Assuming General formula of hyperbola to be y = 1 / (a*x + b), and we are provided with 100 data points out of which 99 points exactly fits a hyperbola and one data point is doesn't fits in it (unknown), from this information we need to find approximate values of a and b parameters for the hyperbola that will be formed from correct data points which are provided.
The approach which I took was by using scipy.optimize.curve_fit method as "parameters, _ = optimize.curve_fit(test, x_data ,y_data) " where my "test" function was "def test(x, a, b): return 1 / (a*x + b)" using this method provides me perfect solution is my data points are all in first quadrant but if the data is distributed in more than one quadrant then this approach fails and I get wrong values of a and b.
Code:
import numpy as np
from scipy import optimize
x_data = np.linspace(-5,1, num=99)
y_data = 1 / (5 * x_data + 4) # value of original value of a = 5 & b = 4
np.random.seed(0)
# adding wrong point at 36th position
x_data = np.insert(x_data, 36 , 7)
y_data = np.insert(y_data, 36, 5)
def test(x, a, b):
return 1 / (a*x + b)
parameters, _ = optimize.curve_fit(test, x_data ,y_data)
[a,b] = parameters
a = 146.83956808191303
b = 148.78257639384725
# which is too wrong
Solution for above will certainly be appreciated.
Your problem is easy if the given points "exactly fit the hyperbola," and you need only two data points.
Your equation y = 1 / (ax + b) can be transformed into
(x*y) * a + (y) * b = 1
That is a linear equation in a and b. Use two data points to find the corresponding values of x * y and y and you end up with two linear equations in two variables (though in a and b rather than x and y). Then solve those two linear equations. This can easily be automated. This also does not depend on the quadrants of your two given points.
This does not work if your given points only approximate a hyperbola, of course.

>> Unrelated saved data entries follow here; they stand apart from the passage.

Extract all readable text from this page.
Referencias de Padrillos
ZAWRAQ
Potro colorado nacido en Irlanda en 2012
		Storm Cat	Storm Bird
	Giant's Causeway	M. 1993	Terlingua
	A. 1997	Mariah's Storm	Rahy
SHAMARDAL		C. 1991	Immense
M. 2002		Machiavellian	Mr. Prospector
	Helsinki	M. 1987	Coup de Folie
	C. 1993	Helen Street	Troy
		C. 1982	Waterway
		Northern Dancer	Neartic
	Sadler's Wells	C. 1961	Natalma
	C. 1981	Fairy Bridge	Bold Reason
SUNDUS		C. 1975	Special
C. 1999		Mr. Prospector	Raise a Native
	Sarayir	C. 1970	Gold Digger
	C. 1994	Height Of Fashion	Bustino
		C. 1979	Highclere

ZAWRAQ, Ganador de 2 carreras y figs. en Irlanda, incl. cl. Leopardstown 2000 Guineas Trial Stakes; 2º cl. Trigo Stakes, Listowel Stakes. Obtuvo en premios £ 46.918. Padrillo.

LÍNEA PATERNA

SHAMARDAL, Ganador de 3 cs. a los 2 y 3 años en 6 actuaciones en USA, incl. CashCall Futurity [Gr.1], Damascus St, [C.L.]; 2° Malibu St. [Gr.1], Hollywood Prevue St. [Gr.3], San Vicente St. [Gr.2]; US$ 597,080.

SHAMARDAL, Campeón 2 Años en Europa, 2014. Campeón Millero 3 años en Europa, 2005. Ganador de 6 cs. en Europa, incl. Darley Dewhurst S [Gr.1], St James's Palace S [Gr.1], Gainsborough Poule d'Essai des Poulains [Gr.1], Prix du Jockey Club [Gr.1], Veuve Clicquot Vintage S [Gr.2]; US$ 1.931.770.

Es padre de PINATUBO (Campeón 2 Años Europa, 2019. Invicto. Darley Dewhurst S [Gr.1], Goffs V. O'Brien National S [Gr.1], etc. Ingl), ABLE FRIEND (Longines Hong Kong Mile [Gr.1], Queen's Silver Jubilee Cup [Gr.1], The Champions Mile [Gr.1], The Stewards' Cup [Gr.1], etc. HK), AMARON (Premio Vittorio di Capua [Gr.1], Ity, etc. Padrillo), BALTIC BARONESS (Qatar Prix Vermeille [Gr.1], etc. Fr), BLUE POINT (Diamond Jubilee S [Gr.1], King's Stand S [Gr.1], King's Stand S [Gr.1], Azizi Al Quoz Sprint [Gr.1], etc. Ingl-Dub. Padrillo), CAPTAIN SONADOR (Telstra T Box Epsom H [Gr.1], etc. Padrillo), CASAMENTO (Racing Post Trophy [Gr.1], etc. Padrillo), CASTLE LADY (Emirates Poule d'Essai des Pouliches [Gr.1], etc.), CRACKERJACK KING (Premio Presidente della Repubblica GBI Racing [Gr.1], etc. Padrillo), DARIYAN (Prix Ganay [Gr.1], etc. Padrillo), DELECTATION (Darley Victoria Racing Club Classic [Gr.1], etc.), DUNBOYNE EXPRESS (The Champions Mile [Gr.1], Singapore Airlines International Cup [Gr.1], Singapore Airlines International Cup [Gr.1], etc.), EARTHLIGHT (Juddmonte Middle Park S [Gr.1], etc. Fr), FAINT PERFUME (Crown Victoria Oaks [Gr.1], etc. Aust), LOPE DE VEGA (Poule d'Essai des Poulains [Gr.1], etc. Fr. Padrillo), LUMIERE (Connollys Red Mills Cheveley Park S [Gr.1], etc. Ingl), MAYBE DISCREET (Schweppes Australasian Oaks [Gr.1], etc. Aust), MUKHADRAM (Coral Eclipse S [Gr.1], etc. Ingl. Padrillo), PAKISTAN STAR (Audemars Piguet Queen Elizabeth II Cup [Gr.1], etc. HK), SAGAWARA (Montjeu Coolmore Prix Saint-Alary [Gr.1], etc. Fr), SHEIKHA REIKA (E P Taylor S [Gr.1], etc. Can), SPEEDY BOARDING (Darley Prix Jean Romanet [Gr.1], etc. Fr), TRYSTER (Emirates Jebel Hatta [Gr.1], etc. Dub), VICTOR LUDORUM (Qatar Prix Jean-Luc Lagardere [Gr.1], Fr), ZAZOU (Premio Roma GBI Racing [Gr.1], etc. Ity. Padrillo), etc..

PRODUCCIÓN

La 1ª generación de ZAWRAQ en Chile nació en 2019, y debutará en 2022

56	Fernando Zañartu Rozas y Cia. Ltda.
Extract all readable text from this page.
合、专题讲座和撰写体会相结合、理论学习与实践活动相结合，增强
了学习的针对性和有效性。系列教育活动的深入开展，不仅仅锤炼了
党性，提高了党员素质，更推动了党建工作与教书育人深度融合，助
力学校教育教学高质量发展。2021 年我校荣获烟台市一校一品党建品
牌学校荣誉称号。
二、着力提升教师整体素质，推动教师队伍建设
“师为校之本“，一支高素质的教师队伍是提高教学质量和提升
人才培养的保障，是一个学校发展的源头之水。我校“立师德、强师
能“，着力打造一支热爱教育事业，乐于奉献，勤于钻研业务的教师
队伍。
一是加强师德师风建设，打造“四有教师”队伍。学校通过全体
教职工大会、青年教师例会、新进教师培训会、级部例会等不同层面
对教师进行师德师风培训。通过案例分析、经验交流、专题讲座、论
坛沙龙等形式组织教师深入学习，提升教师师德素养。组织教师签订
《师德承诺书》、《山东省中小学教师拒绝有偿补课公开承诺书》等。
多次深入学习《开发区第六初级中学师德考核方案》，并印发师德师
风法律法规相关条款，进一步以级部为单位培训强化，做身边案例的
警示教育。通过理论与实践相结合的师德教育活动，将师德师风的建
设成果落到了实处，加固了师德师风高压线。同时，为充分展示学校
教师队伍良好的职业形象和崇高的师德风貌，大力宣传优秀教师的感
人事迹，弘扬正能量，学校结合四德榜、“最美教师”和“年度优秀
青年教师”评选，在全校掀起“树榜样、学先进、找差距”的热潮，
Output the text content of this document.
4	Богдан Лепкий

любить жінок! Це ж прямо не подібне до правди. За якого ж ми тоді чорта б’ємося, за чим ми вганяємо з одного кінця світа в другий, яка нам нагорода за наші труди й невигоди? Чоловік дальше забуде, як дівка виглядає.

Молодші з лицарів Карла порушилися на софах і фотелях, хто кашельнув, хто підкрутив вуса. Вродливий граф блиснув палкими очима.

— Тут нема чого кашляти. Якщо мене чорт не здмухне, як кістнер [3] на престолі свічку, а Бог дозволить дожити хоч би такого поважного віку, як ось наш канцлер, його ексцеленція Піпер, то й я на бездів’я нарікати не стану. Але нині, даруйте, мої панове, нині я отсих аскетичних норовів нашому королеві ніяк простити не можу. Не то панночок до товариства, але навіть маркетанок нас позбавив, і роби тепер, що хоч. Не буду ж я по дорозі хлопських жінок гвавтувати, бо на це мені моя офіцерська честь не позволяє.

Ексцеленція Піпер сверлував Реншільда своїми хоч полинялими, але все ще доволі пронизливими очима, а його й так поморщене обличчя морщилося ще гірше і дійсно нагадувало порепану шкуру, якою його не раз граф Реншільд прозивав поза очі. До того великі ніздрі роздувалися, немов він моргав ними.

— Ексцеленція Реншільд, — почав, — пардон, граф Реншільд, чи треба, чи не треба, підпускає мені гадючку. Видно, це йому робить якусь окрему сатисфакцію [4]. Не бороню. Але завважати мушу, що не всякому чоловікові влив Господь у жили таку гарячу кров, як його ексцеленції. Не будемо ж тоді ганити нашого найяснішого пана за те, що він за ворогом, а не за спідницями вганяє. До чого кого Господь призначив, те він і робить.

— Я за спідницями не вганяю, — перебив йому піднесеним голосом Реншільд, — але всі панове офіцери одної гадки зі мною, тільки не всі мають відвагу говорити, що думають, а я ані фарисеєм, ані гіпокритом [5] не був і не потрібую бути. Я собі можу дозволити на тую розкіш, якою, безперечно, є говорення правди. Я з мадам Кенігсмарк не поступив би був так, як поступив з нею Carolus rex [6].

In your last edit, you added the statement that only 99 of the points fit on the hyperbola, and one does not. This can be handled by choosing three pairs of your points (six distinct points), and finding the hyperbola that goes through each pair of points. That means calculating three hyperbolas (equivalently, calculating three values of a and b). If those three pairs of a and b all agree with small precision, the non-matching point was not in the chosen sample of three pairs of points and you have your hyperbola. If only two of them agree within precision, use that hyperbola. If no pair of the hyperbolas agree, some mistake was made and you should raise an exception.